On July 18 an undercover police officer, who had information from a confidential source about a dial-a-dope operation in Lethbridge, called a cellphone number known to be used by drug traffickers, and through text messages and conversations arranged to buy 0.8 grams of methamphetamine for $80. Bevans met the officer and had him drive her to a residence where she obtained the drugs.
Several days later the officer called the cellphone again, and arranged to buy 3.4 grams of meth for $200. Bevans conducted that transaction, as well.
Bevans, 53, was later charged with two counts of drug trafficking, but during her sentencing hearing Thursday, the Crown amended the charges to possession of the proceeds of crime under $5,000, to reflect the money she was paid for the drugs.
Lethbridge lawyer Tracy Hembroff explained her client was addicted to drugs and was particularly vulnerable at the time.

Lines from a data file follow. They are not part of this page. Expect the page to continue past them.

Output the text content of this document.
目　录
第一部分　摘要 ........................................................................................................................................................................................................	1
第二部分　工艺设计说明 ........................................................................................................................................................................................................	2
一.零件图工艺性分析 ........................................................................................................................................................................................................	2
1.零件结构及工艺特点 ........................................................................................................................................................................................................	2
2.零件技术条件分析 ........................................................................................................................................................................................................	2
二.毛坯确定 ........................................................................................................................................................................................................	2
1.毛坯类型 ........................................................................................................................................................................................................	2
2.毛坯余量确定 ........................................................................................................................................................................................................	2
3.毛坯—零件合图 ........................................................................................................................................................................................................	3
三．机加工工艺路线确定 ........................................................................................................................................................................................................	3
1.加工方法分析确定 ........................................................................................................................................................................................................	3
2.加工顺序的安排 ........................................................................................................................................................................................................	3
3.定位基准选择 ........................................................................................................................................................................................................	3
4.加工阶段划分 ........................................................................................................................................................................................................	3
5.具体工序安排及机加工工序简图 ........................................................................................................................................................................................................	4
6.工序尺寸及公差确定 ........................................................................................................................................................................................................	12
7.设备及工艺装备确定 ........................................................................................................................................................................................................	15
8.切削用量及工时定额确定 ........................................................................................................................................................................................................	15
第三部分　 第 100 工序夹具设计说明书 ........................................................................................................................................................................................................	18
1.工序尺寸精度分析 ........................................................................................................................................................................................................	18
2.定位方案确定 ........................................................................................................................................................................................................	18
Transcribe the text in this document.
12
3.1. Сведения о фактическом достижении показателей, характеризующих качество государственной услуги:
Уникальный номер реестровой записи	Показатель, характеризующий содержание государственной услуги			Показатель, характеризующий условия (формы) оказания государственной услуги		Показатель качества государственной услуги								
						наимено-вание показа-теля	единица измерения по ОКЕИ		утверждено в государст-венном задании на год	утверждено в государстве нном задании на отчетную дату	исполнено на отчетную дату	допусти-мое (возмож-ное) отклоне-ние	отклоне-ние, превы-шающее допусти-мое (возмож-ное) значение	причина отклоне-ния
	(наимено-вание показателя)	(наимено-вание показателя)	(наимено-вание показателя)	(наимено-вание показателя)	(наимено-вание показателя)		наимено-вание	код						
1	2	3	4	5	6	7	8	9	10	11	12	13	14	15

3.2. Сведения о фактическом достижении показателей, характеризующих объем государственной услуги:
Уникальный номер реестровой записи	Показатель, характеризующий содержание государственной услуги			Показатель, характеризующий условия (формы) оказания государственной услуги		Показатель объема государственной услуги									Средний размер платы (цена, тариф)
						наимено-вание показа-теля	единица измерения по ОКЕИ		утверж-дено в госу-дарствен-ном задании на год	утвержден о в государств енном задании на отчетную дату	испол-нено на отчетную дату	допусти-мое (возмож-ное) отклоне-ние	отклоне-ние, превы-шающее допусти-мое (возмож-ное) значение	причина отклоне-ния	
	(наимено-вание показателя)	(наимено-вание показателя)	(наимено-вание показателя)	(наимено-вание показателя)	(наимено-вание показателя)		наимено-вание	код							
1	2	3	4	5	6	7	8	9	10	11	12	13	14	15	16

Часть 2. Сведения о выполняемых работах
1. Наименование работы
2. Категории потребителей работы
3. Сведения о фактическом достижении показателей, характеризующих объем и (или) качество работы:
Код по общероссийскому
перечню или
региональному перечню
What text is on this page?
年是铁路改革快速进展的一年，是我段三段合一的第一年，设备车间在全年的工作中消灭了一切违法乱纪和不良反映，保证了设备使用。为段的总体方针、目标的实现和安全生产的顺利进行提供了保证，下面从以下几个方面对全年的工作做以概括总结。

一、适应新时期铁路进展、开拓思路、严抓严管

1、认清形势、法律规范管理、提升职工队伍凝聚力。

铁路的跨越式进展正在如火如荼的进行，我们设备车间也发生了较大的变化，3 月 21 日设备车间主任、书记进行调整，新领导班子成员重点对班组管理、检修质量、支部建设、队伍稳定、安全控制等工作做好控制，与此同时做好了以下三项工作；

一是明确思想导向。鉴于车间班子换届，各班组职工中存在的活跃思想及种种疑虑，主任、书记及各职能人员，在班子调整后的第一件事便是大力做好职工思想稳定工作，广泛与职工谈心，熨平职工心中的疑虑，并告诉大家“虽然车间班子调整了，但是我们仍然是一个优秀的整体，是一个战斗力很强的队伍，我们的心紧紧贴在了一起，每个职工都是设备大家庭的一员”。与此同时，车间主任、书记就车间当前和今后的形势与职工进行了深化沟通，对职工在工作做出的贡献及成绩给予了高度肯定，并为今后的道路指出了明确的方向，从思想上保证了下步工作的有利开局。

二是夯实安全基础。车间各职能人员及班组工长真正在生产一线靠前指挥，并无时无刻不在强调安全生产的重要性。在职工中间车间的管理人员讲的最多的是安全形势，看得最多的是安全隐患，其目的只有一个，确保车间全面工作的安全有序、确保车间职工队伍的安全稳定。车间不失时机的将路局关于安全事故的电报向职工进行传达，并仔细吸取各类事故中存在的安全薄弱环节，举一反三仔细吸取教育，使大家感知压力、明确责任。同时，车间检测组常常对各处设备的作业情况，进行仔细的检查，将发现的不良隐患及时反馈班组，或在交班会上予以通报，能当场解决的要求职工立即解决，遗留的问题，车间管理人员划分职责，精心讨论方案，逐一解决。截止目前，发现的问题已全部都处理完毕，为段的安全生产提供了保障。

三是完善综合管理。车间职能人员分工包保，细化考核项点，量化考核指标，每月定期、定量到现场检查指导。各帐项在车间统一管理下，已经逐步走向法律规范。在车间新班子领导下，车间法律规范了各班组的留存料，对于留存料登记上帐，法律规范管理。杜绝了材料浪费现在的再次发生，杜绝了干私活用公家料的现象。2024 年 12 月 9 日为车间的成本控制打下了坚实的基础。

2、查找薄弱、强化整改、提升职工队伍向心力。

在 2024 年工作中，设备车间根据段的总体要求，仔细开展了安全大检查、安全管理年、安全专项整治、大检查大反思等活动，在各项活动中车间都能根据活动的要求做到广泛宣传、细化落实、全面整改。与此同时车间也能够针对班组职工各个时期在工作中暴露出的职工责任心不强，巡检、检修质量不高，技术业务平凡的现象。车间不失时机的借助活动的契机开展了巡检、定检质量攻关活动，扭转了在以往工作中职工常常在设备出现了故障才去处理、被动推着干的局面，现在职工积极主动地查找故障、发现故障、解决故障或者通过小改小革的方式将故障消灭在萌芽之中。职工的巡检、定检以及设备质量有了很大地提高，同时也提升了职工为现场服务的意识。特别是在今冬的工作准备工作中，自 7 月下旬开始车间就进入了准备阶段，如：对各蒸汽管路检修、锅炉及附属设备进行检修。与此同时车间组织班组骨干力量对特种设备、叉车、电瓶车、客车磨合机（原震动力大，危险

“In our review of the file, there could have been some elements of duress here,” Hembroff suggested.
She said Bevans moved to Vancouver to be with her adult son, who is also a drug addict, and while she is currently receiving treatment for her own drug addiction, her years of drug abuse have taken their toll on her health, which requires ongoing medical attention.
“She has struggled immensely with drug addiction to the extent that it has probably affected every aspect off her life, both mental, respecting acuity and memory issues, and physical.”
Judge Erin Olsen agreed with the joint submission for a suspended sentence, and told Bevans that sentences for possession of the proceeds of crime can range from fines to jail and probation.
“I think your lawyer and the prosecutor have accomplished just the right attention to rehabilitation and to mercy, given the situation that you’re in and the priority that needs to be given to your medical care at this point in your life,” Olsen said.
During her period of probation, Bevans must reside at a specific address in Vancouver, and for the first nine months she is subject to a curfew from 10 p.m. to 6 a.m. every day. She is not to possess any weapons, and she must be assessed and take counselling as directed by her probation officer.